Friday, February 14, 2014

Former trustee still wants to serve district

Bates does not currently plan to apply for board vacancy

Express Staff Writer

Former school board Chairman Paul Bates, shown here at a 2013 meeting of the Blaine County School District board of trustees, says he still wants to serve the district, regardless of his decision last month to resign. Photo by staff files

    Former school board Chairman Paul Bates would like to continue serving the Blaine County School District, perhaps even again as a trustee, but Bates said in an interview Wednesday that he does not currently intend on filing for the trustee vacancy that his own resignation created.
    “At this point in time, I haven’t thought about it,” Bates said. “At this point in time, I’m not going to apply. I want to do what’s best for the district and until I know what that is, no action is the best action.
    “If it would serve the School District, I would do it, but that would be up to the school board to determine. I have not lost my enthusiasm.
    “This has always been about what’s best for the district, not about me. It’s about how can I best serve the community and the School District.”

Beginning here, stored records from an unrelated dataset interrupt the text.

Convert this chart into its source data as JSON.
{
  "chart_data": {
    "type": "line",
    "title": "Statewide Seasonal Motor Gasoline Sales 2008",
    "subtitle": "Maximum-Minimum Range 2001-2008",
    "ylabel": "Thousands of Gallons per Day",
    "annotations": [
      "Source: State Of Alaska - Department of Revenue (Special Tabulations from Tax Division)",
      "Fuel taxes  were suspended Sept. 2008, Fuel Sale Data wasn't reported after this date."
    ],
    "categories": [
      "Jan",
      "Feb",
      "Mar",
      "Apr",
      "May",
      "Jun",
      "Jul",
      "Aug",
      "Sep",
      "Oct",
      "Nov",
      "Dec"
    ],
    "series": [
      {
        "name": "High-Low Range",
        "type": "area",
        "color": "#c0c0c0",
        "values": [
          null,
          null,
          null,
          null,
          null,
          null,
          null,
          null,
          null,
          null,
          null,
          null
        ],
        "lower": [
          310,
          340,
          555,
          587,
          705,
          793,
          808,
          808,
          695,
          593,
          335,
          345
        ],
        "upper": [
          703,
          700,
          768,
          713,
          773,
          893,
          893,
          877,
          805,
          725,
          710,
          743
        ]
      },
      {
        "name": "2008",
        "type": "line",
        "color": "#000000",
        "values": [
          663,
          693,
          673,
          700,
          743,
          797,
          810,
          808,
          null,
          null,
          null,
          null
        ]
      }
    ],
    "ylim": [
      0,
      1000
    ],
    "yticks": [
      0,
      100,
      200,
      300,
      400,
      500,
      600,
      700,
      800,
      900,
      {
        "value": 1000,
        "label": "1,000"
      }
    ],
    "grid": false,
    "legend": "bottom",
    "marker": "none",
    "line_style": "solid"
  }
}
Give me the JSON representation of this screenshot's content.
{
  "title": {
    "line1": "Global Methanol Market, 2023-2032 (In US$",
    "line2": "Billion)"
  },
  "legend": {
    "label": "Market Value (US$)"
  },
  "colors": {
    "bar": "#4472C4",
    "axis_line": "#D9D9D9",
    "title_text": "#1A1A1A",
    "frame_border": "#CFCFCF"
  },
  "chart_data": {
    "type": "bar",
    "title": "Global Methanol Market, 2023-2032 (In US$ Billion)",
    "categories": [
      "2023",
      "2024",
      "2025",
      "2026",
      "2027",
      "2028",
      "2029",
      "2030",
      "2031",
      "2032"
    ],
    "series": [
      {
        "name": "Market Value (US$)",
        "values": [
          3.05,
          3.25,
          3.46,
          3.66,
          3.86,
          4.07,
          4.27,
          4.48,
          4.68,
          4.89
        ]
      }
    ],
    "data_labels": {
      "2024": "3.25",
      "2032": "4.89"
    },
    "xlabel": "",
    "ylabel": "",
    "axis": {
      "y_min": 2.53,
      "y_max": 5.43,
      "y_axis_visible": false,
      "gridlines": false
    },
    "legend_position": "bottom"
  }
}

I want to do what’s best for the district and until I know what that is, no action is the best action.”
Paul Bates
Former school board chairman

    Bates’ comments on Wednesday followed a Tuesday night school board meeting in which 10 letters from district patrons or teachers were entered into the public record of the meeting. All 10 letters praised Bates for more than five years of service as a trustee and for his integrity and dedication. All 10 letters also express regret that he tendered his resignation. Three of the letters requested that the school board reinstate him as a trustee.
    His resignation took place during a series of school board executive sessions, with the first held on Friday, Jan. 17, followed by two more on Monday, Jan. 20, and Tuesday, Jan. 21. His resignation came following complaints from some parents that underage people drank alcohol at his mid-valley home during a Dec. 31, 2013, New Year’s Eve party.
    In his letter of resignation, submitted to the board on Jan. 21, Bates acknowledged that the allegations were true, stated that he had gone to bed early and was unaware that guests had arrived at the home with alcohol. He acknowledged that he was responsible nonetheless.
    According to minutes of five school board meetings held in late January, Bates’ resignation wasn’t officially accepted by the board until a special meeting was held on Jan. 29. At the same meeting, the school board declared that a vacancy existed on the board in trustee Zone No. 4 and determined that anyone interested in filling the vacancy had until Feb. 26 to file a letter of interest with Clerk of the Board Laurie Kaufman.
    Although the resignation was officially submitted on Jan. 20, Bates said Wednesday that the actual decision was made at the board’s first executive session on the issue on Jan. 17.
    “That decision was on the table and the weekend was spent reflecting on it,” Bates said. “But the decision was made on Friday. I made the decision at the first meeting.”
    Bates said further that he does not regret the decision and that it was the right one to make given the circumstances. He also said he was not pressured by other board members to resign.
    “It was absolutely my decision,” he said. “I’m absolutely standing by the decision.”
    Regardless, some district patrons and employees think Bates made the wrong decision. Of the 10 letters filed regarding Bates at Tuesday’s school board meeting, only one was read aloud during the public comment portion. That letter was written and read by Hemingway Elementary School teacher Tracy Atwell, who lives with Bates as his domestic partner but was out of town when the New Year’s Eve Party took place.
    “Every single day since Paul resigned, one, two or three people have come up to me either to tell me to thank Paul for his service, complain that he resigned or let me know how sorry they were that he wouldn’t be representing them,” Atwell said at the meeting. “I think I would have let all this go a month ago if it weren’t for the daily reminders I get from people who are unhappy that Paul resigned.
    “As a citizen and teacher, I have to admit that I am very disappointed with his decision to resign,” Atwell said. “What I find difficult is that one group of citizens did not approve of Paul’s actions and Paul chose to resign before he listened to everyone on this matter.
    “Those of us who thought he should not resign over this dispute were not heard from and an important discussion did not occur. So if this process could work backward, a majority of us believe that Paul’s choices on New Year’s Eve are forgivable and in no way diminish his outstanding work on the school board.”
    Bates said Wednesday that he was not involved in Atwell’s decision to write the letter and to read it at the school board meeting.
    “She needed to get that out of her system,” he said.
    Bates, a longtime volunteer in the School District, even before his election as trustee in 2009, said that regardless of what the future brings for him that he wants to continue his volunteer service to the schools, students and community.
    “If there’s something I can do to help the district, I’m all over it,” Bates said. “I would hope they can find some way to use me.”